Rozgrywkę urozmaicają różne zadania specjalne (typu znajdź i przynieś, zabij dodatkowego przeciwnika, znalezienie wszystkich wędrowców na mapie) czy wyzwania czasowe. Tych drugich jest cała masa – ślizg grawitacyjny, zabicie jak największej ilości przeciwników, zaliczenie wszystkich checkpointów przy niskim wskaźniku grawitacji – dla lubiących masterować wszystko, co popadnie, zdecydowanie jest co robić. Jeszcze Wam mało? W wersji Remastered otrzymacie wszystkie DLC z gry za darmo! Dodatki są trzy: pakiet pokojówki, szpiega i służb specjalnych. Każdy z nich, poza dodatkowymi wyzwaniami, niesie małą side story, mini bossa do pokonania i dodatkowy strój dla głównej bohaterki.
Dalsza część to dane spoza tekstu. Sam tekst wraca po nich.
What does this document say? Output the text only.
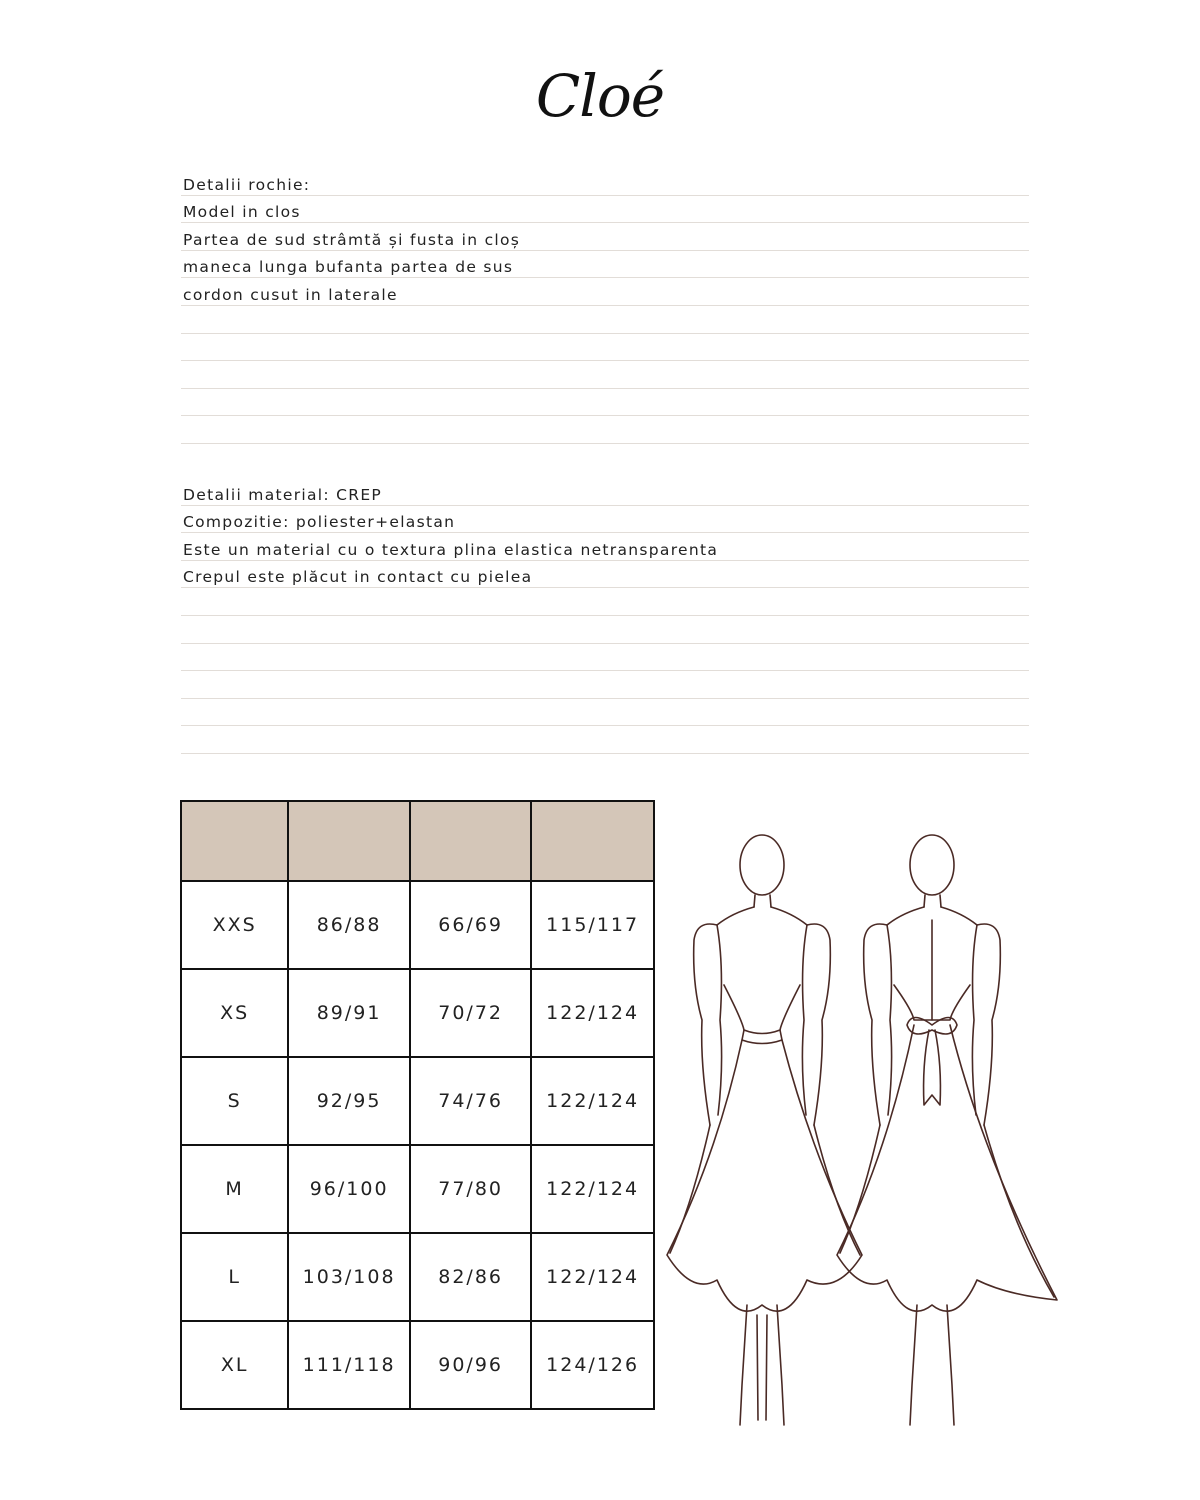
Cloé
Detalii rochie:
Model in clos
Partea de sud strâmtă și fusta in cloș
maneca lunga bufanta partea de sus
cordon cusut in laterale
Detalii material: CREP
Compozitie: poliester+elastan
Este un material cu o textura plina elastica netransparenta
Crepul este plăcut in contact cu pielea

XXS	86/88	66/69	115/117
XS	89/91	70/72	122/124
S	92/95	74/76	122/124
M	96/100	77/80	122/124
L	103/108	82/86	122/124
XL	111/118	90/96	124/126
Graficznie gra jest prześliczna – jak wielokrotnie podkreślałam, nie jestem fanką cel-shadingu, tutaj całość komponuje się w porządku. Jest utrzymana w raczej stonowanych barwach, w przeciwieństwie do większości typowo japońskich produkcji “nie daje po oczach” – fabuła jednak jest dosyć poważna, więc całość oprawy nie kontrastuje w żaden sposób z opowieścią. Każdy chapter rozpoczyna się też od komiksowych wstawek przygotowanych przez twórców gry – zwyczajnie przerzucamy strony, aby wdrożyć się w opowieść. Takich obrazków żadna visual novel by się nie powstydziła! Trochę szkoda, że nie ma tego więcej – chętnie przeczytałabym jakąś bonusową historię o Kat przygotowaną w ten właśnie sposób.
Soundtrack jest świetny – myślę, że spokojnie da radę, odsłuchiwany w wolnych chwilach. Jest głównie jazzowy, więc możliwe, iż nie wszystkim przypadnie do gustu, jedno jest pewne – nie przynudza. Moim zdaniem jest to jeden z lepszych soundtracków, z jakimi miałam w ostatnim czasie do czynienia i jest miłą odmianą po fajnalowych, czysto klasycznych ścieżkach dźwiękowych.
Gravity Rush jest produkcją bardzo udaną. Główna bohaterka, z którą łatwo się zżyć, pomysłowy świat, dobrze dopracowana warstwa audiowizualna tworzą z niej grę, dla której warto kupić konsolę (chociaż może nie do końca tę, dla której została wyprodukowana ;)). Pomysł z panowaniem nad grawitacją jest niezwykle udany, a sam tytuł dostarcza sporej przyjemności grania – zwłaszcza na Playstation 4. Blisko dwanaście godzin gameplayu i wszystkie dostępne rozszerzenia w grze można wyrwać już za 50 zł w promocji. Nic, tylko brać! Do premiery sequela zostało jeszcze parę miesięcy – warto się przygotować.
- dobra fabuła
- świetna główna bohaterka
- dobrze wygląda na dużym ekranie
- trochę za mało wiemy o postaciach i trzeba czekać na sequel
Zbesztaj autora:
Boberski: odnoszę wrażenie, że twórcom nieco zabrakło pomysłu na fabułę. Amnezja głównej bohaterki to idealny zabieg, mogący prowadzić do spektakularnego i epickiego zakończenia historii. Gra niestety kończy się i tyle. Brakuje wyjaśnienia kto, po co i dlaczego. Miejmy nadzieję autorzy od początku planowali sequel i to w nim domkną cała opowieść. W innym wypadku będzie to marnowanie fabularnego potencjału.